The clock change results in lighter evenings and eventually mornings which can be a problem for some. Blackout blinds that can stick directly to the window are a very wise investment. Ideally the bedroom should be as dark in the morning as it is in the middle of the night. Any slight chink of light could be enough to wake your little one up.

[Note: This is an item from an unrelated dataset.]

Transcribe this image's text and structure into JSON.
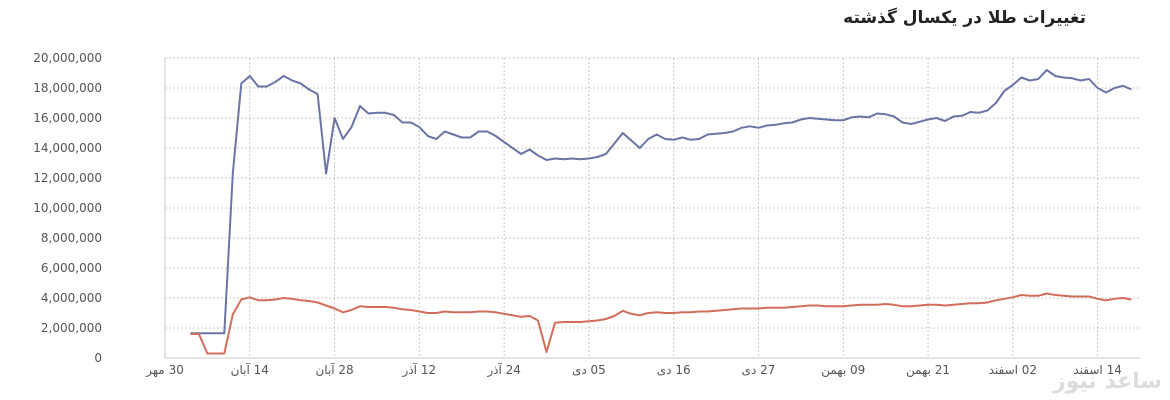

Melatonin is a hormone that helps regulate your body’s internal circadian clock. It increases in the evening as it becomes dark which helps induce sleep. If the extra hours of daylight in the evenings are a problem, blackout blinds in your little one’s room can help to make it feel like night time. You can also make sure lights are dimmed or curtains closed in the hour before bedtime and avoiding outdoor play and exposure to screens before bedtime.

2. Bedtime Routine

Try to maintain a consistent and calming bedtime routine. A bedtime routine doesn’t have to be complicated; it’s simply repeating the same things in the same order every night. This simple pattern is a powerful signal for sleep and prepares your little one to settle down no matter what time the clock is reading.

If your child is waking up late and this is affecting the rest of their day, you might like to wake them up in the morning as this will help them adjust to the new timings.

3. Natural daylight

Natural daylight is one of the big influencers of circadian rhythm so spending time outdoors will help the body clock adjust more quickly. Get outside. Go for walks. Body clocks are also influenced by mealtimes and nap times so aim to have these according to the ‘new’ time on Sunday.

If you are worried about an earlier start than normal, consider going to bed early yourself the night before so the morning doesn’t feel so difficult when it arrives.

So there you have it, four options and some top tips for you to beat the spring clocks change in a couple of weeks.

Do let me know how you get on and what works best for you.